El siguiente día vio Juan a Jesús que venía a él, y dijo: He aquí el Cordero de Dios, que quita el pecado del mundo. (Juan 1:29)
En esta expresión con que Juan el bautista designó a Jesús, fue un anuncio de todos los sufrimientos que tendría que padecer el Señor. Porque en las leyes dadas por Dios al pueblo judío, el cordero está ligado al sufrimiento. Bien podemos leer en Isaías cuando se profetiza acerca de Él, diciendo: «Angustiado él, y afligido, no abrió su boca; como cordero fue llevado al matadero; y como oveja delante de sus trasquiladores, enmudeció, y no abrió su boca» (Isaías 53:7). Por eso el título de Cordero de Dios evoca la muerte del Señor Jesús, ya que Él es el verdadero cordero pascual, cuya sangre protegió del juicio en Egipto al pueblo de Israel.
Porque Jesús, el Cordero de Dios, se ofreció a sí mismo para cumplir la voluntad de Dios; murió para ser el salvador de todo aquel que deposita su en Él; un cuerpo, una iglesia formada por personas de toda lengua y nación. Pues sin su muerte como sacrificio expiatorio no habría ninguna esperanza de salvación para nosotros; por eso el Señor dijo: «yo he venido para que tengan vida, y para que la tengan en abundancia» (Juan 10:10).
Y debido a lo que hizo en la cruz del Calvario como el Cordero de Dios, Jesús es el Señor de la historia, el único digno de abrir el libro con sus siete sellos (Apocalipsis 5:5–7). Es además a Él a quien se le ha entregado todo el juicio para juzgar con justicia al mundo. Bien dijo el Señor:
Porque el Padre a nadie juzga, sino que todo el juicio dio al Hijo, para que todos honren al Hijo como honran al Padre. El que no honra al Hijo, no honra al Padre que le envió. (Juan 5:22–23)

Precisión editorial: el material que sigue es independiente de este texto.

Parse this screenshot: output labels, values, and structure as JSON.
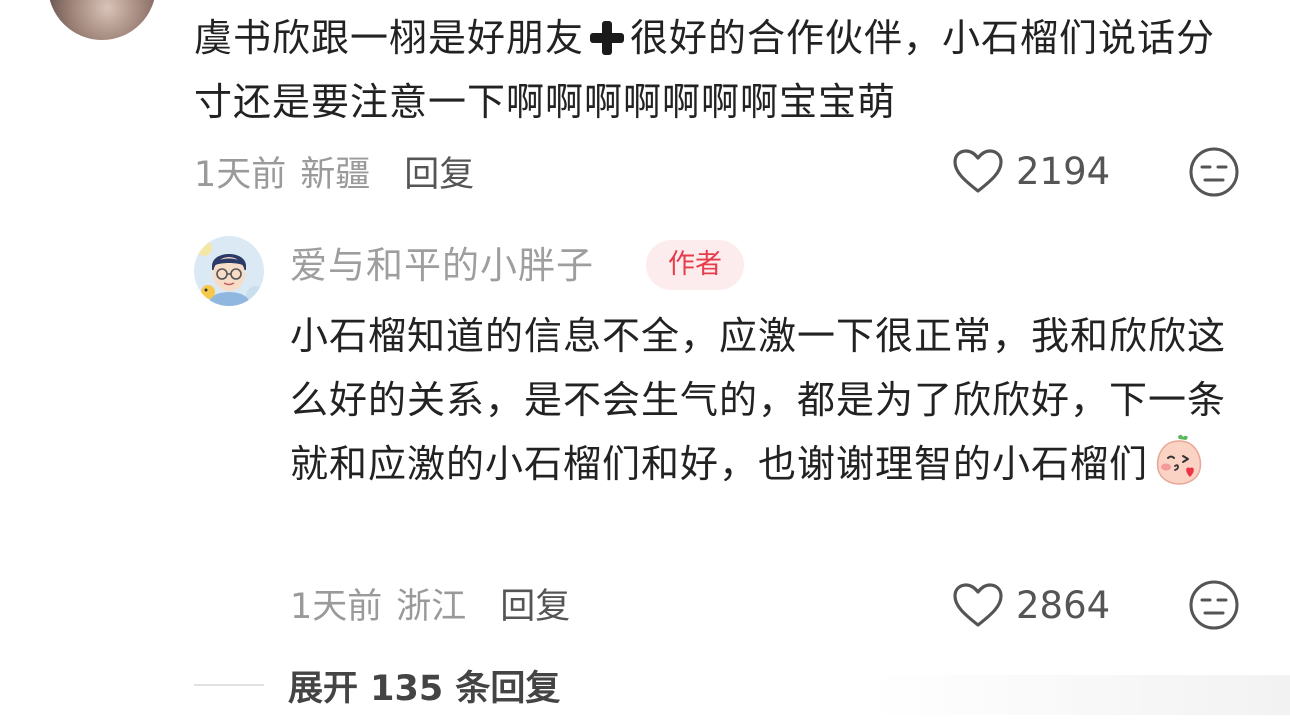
{
  "comment": {
    "text_part1": "虞书欣跟一栩是好朋友",
    "text_part2": "很好的合作伙伴，小石榴们说话分寸还是要注意一下啊啊啊啊啊啊啊宝宝萌",
    "time": "1天前",
    "location": "新疆",
    "reply_label": "回复",
    "like_count": "2194"
  },
  "reply": {
    "author": "爱与和平的小胖子",
    "badge": "作者",
    "text": "小石榴知道的信息不全，应激一下很正常，我和欣欣这么好的关系，是不会生气的，都是为了欣欣好，下一条就和应激的小石榴们和好，也谢谢理智的小石榴们",
    "time": "1天前",
    "location": "浙江",
    "reply_label": "回复",
    "like_count": "2864"
  },
  "expand": {
    "label": "展开 135 条回复"
  },
  "icons": {
    "like": "heart-outline-icon",
    "dislike": "neutral-face-icon",
    "plus": "plus-emoji-icon",
    "sticker": "peach-kiss-emoji-icon"
  },
  "colors": {
    "badge_text": "#e63c4b",
    "badge_bg": "#fdeced",
    "meta_gray": "#9a9a9a"
  }
}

Pronto todos los resultados de su muerte se verán en el cielo y aun en la tierra (2 Pedro 3).
En cuanto a los creyentes, desde ahora tenemos la garantía de la victoria final del Cordero de Dios, pues Él es el Cordero vencedor, «el Rey de reyes y Señor de señores» (Apocalipsis 19:16). Por eso debemos unirnos a las voces celestiales y alabar al Señor, diciendo: «Al que nos amó, y nos lavó de nuestros pecados con sangre… a Él sea la gloria e imperio por los siglos de los siglos. Amén» (Apocalipsis 1:5–6).